Homemade Queso

Our family is in the middle of another pantry challenge. We are using what we have on hand and not going to the store. The exceptions are medical needs, small parts to repair what we already own and pet food. Like most things this is great when the world is perfect and you have time to plan.

A major disruption of our “perfect” world is my health conditions. I require a high salt diet and there are many days in a week that it is a struggle for me to get out of bed. Most of the time I am able to push through, but there are times that I end up in bed for several days. Today, I am at the end of one of those shut down times and I am trying to get going again.

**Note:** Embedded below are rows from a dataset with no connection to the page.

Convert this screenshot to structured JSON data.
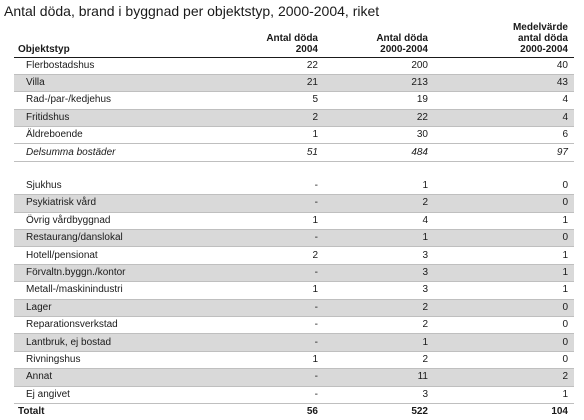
{
  "title": "Antal döda, brand i byggnad per objektstyp, 2000-2004, riket",
  "headers": {
    "type": "Objektstyp",
    "col1": [
      "Antal döda",
      "2004"
    ],
    "col2": [
      "Antal döda",
      "2000-2004"
    ],
    "col3": [
      "Medelvärde",
      "antal döda",
      "2000-2004"
    ]
  },
  "group1": [
    {
      "label": "Flerbostadshus",
      "a": "22",
      "b": "200",
      "c": "40"
    },
    {
      "label": "Villa",
      "a": "21",
      "b": "213",
      "c": "43"
    },
    {
      "label": "Rad-/par-/kedjehus",
      "a": "5",
      "b": "19",
      "c": "4"
    },
    {
      "label": "Fritidshus",
      "a": "2",
      "b": "22",
      "c": "4"
    },
    {
      "label": "Äldreboende",
      "a": "1",
      "b": "30",
      "c": "6"
    }
  ],
  "subtotal": {
    "label": "Delsumma bostäder",
    "a": "51",
    "b": "484",
    "c": "97"
  },
  "group2": [
    {
      "label": "Sjukhus",
      "a": "-",
      "b": "1",
      "c": "0"
    },
    {
      "label": "Psykiatrisk vård",
      "a": "-",
      "b": "2",
      "c": "0"
    },
    {
      "label": "Övrig vårdbyggnad",
      "a": "1",
      "b": "4",
      "c": "1"
    },
    {
      "label": "Restaurang/danslokal",
      "a": "-",
      "b": "1",
      "c": "0"
    },
    {
      "label": "Hotell/pensionat",
      "a": "2",
      "b": "3",
      "c": "1"
    },
    {
      "label": "Förvaltn.byggn./kontor",
      "a": "-",
      "b": "3",
      "c": "1"
    },
    {
      "label": "Metall-/maskinindustri",
      "a": "1",
      "b": "3",
      "c": "1"
    },
    {
      "label": "Lager",
      "a": "-",
      "b": "2",
      "c": "0"
    },
    {
      "label": "Reparationsverkstad",
      "a": "-",
      "b": "2",
      "c": "0"
    },
    {
      "label": "Lantbruk, ej bostad",
      "a": "-",
      "b": "1",
      "c": "0"
    },
    {
      "label": "Rivningshus",
      "a": "1",
      "b": "2",
      "c": "0"
    },
    {
      "label": "Annat",
      "a": "-",
      "b": "11",
      "c": "2"
    },
    {
      "label": "Ej angivet",
      "a": "-",
      "b": "3",
      "c": "1"
    }
  ],
  "total": {
    "label": "Totalt",
    "a": "56",
    "b": "522",
    "c": "104"
  },
  "colors": {
    "shade": "#d9d9d9",
    "rule": "#1a1a1a"
  }
}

When I have low blood pressure I crave very high salt foods. Today, the high salt food I wanted was nachos. Well I also want to stick to my pantry challenge and I do not have any velveeta on hand.

Those of you who know me, understand the need for velveeta is real! I love queso. However, I have yet to be able to successfully grow velveeta. If you own the magic seeds, meet me in a dark alley where we can come to an arrangement!

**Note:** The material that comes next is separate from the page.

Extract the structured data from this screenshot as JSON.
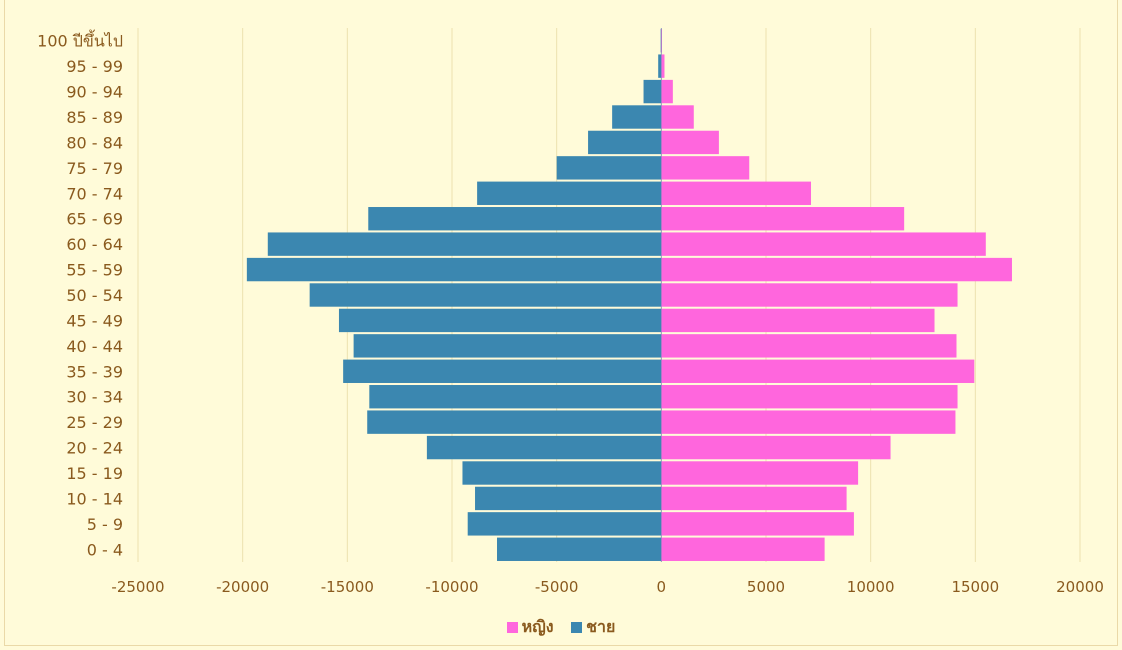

Anyway, so today I had to make queso with what I had in hand. Not all of these things are from our farm, but that was not the challenge!

Queso:

1/4 cup prechopped frozen onions

1/4 cup prechopped frozen bell peppers

1 tbsp prechopped frozen hot peppers

1 tbsp taco seasoning

1/2 bar of cream cheese

1/4 cup of milk

1/2 cup pre cooked frozen ground beef

1 tbsp of homemade canned salsa

1 handful of shredded cheddar

In a small cast iron skillet I added the chopped onions, bell peppers, hot peppers, meat, salsa and taco seasoning. Allowed everything to defrost and warm up. Once warm I added the 1/2 block of cream cheese. It melted together but was a little too thick, so that is where the milk comes in. Just enough to thin it out to make way for the shredded cheddar. Mix together, heat till bubbling. Burn your mouth checking thr flavor.

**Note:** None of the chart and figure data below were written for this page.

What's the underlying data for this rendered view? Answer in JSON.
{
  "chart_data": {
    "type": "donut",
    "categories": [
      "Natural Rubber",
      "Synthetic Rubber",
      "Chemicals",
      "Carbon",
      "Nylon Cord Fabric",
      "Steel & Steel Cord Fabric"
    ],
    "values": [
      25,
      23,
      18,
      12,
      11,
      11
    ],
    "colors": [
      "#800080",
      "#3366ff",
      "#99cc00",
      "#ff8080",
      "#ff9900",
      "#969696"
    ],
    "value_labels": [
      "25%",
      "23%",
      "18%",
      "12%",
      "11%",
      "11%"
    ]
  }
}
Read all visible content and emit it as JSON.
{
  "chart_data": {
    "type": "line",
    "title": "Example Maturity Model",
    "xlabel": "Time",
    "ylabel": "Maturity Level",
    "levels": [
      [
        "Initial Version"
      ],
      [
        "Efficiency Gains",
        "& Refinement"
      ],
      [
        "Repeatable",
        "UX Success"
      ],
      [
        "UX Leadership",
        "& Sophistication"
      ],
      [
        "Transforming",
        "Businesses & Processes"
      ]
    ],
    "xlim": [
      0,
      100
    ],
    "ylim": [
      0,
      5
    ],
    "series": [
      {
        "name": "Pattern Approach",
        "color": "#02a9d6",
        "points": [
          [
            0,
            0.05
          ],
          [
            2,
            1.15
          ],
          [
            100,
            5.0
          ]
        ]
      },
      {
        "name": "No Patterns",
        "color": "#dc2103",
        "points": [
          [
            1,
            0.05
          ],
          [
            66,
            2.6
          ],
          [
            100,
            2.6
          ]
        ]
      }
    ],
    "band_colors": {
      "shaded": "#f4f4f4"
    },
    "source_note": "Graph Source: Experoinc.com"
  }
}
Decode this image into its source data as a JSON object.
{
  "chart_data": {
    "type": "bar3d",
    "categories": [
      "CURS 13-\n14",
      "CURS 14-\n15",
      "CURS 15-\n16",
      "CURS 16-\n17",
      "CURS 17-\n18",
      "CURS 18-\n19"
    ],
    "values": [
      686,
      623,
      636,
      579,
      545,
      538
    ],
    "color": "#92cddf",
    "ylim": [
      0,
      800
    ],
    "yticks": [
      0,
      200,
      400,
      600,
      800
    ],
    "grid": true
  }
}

So I created this wonderful, soul pleasing dip, only to open the bag of corn chips and find out one of my family members put them away with only a few chips left in the bag. I was not going to let this slow me down. I got the corn tortillas and oil. I fried myself some chips. This is a great way to use expired corn tortillas from the pantry. The end result was everything I wanted and needed it to be, no velveeta needed. I look forward to trying this summer when I have homemade goat cream cheese instead of store cream cheese. Enjoy and let me know what you think!